FIG. 1 is an electric circuit diagram of a normally closed switching contact according to an embodiment of the present invention, and FIG. 2 is a schematic diagram of a circulation/hot water supply system. 1...Bathtub, 2...Heat exchanger, 3...
...Circulation path, 4...Moat supply circuit, 5...
Bypass path, 8...Main burner, 9...Pilot burner, 12...Main switch, 13...
...Choice switch, 14. ．． ．． ．． ．． ．． Changeover switch, P
...Pump, TS...Thermistor sensor, WV...Water solenoid valve, GV2...Gas solenoid valve, PR...Pump relay, MSw,, MSw2
...Micro switch, Tsw. ...High temperature detection activation switch, Ts pond...Anti-freeze temperature sensitive switch, R. ...Relay, r...Relay contact. Leopard 1 Figure 2

Claims (1)

[Claims] 1 Flowing water sensing actuator D_2 in parallel with the heat exchanger 2 on the hot water supply side
A hot water supply circuit equipped with a water supply circuit, a circulating water sensing actuator D_1 installed in parallel with the heat exchanger 2 on the bath side, a circulation pump P, a bypass passage 5 in which circulating water does not flow through the heat exchanger, and a water solenoid valve WV on the circulation route outgoing side. A one-can, two-system informal bathtub circulation system consisting of a bathtub circulation circuit that is sequentially provided from the upstream side of the bathtub and a thermistor sensor TS interposed on the circulation path side between the bathtub 1 and the bypass path 5. In a heating control device for a water heater that performs forced constant circulation and automatic intermittent circulation using a changeover switch 14, an antifreeze temperature-sensitive switch Tsw is installed in parallel with a pump switch Psw.
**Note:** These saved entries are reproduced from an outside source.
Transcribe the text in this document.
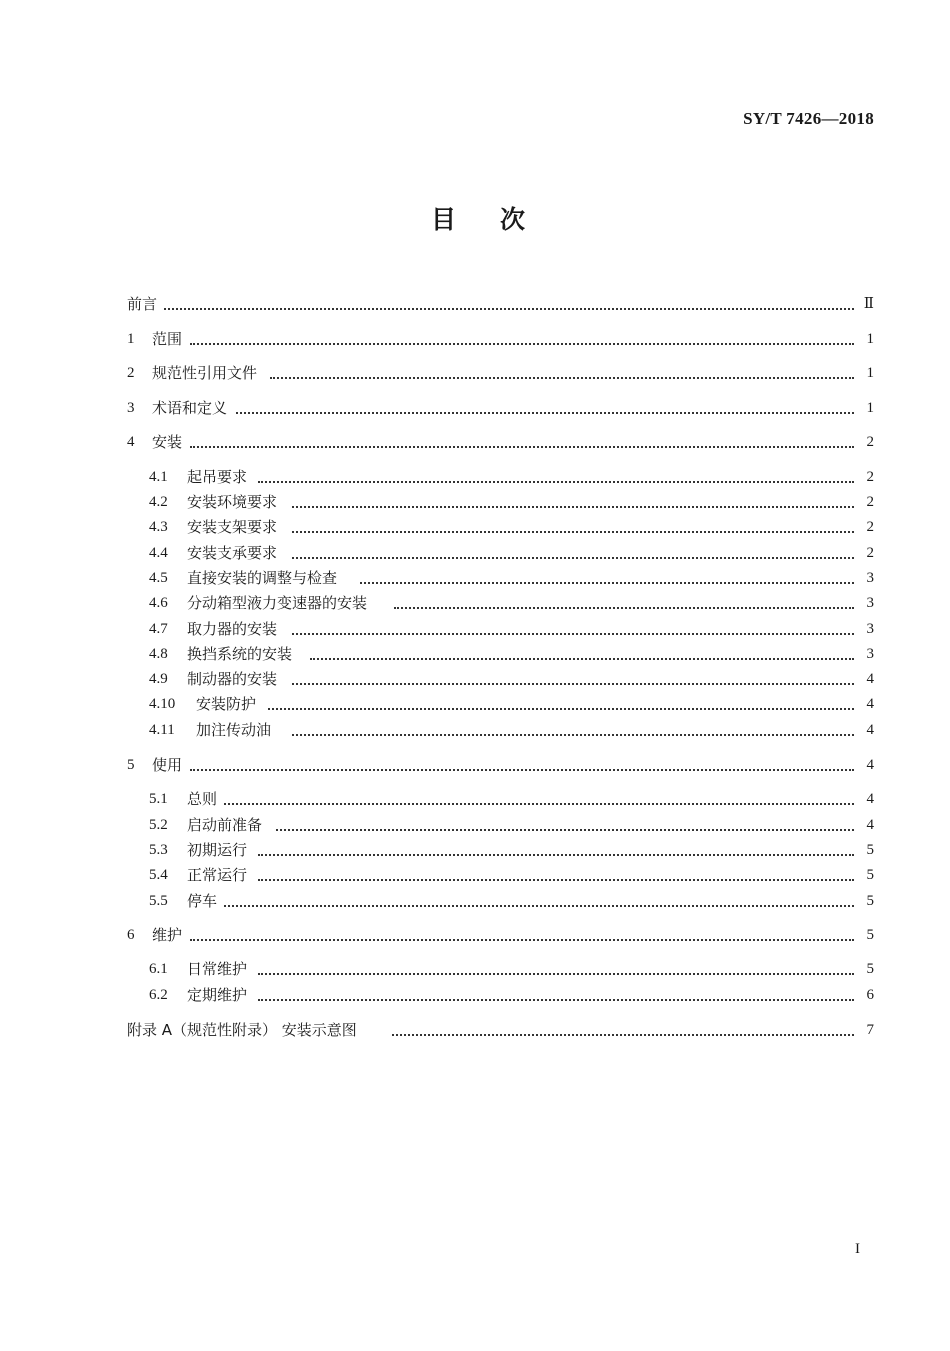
SY/T 7426—2018
目次
前言	Ⅱ
1 范围	1
2 规范性引用文件	1
3 术语和定义	1
4 安装	2
4.1 起吊要求	2
4.2 安装环境要求	2
4.3 安装支架要求	2
4.4 安装支承要求	2
4.5 直接安装的调整与检查	3
4.6 分动箱型液力变速器的安装	3
4.7 取力器的安装	3
4.8 换挡系统的安装	3
4.9 制动器的安装	4
4.10 安装防护	4
4.11 加注传动油	4
5 使用	4
5.1 总则	4
5.2 启动前准备	4
5.3 初期运行	5
5.4 正常运行	5
5.5 停车	5
6 维护	5
6.1 日常维护	5
6.2 定期维护	6
附录 A（规范性附录） 安装示意图	7
I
A pump starting circuit connects a pump relay PR and the changeover switch 14 in series to a circuit connected to _2 to start the pump P to circulate the bath, and responds to the differential pressure sensing of the flowing water sensing actuator D_1 on the bath side. The normally open contact of the micro switch MSw_1 that opens and closes by
_2 Micro switch Ms that opens and closes in response to differential pressure sensing
A burner circuit that opens and closes the gas solenoid valve GV_2 connected in series to the parallel circuit with the normally open contact of w_2 to turn on and extinguish the main burner 8, and the micro switch Ms on the hot water supply side.
A water solenoid valve circuit in which the normally closed contact of w_2 and the water solenoid valve WV are connected in series, and a relay R that is ON/OFF controlled by the high temperature detection activation switch Tsw_1 of the thermistor sensor TS.
The contact point of _1 connects r_1 to the circuit on one side of the changeover switch 14 and the micro switch Msw_1 on the bath water circulation side.
It has a temperature control relay circuit interposed in the normally open contact circuit of the hot water supply, and in addition to heating the hot water preferentially, the high temperature detection operation switch Tsw_1 turns on the burner circuit during forced constant circulation.
A heating control device that controls a burner circuit and a pump starting circuit respectively during automatic intermittent circulation.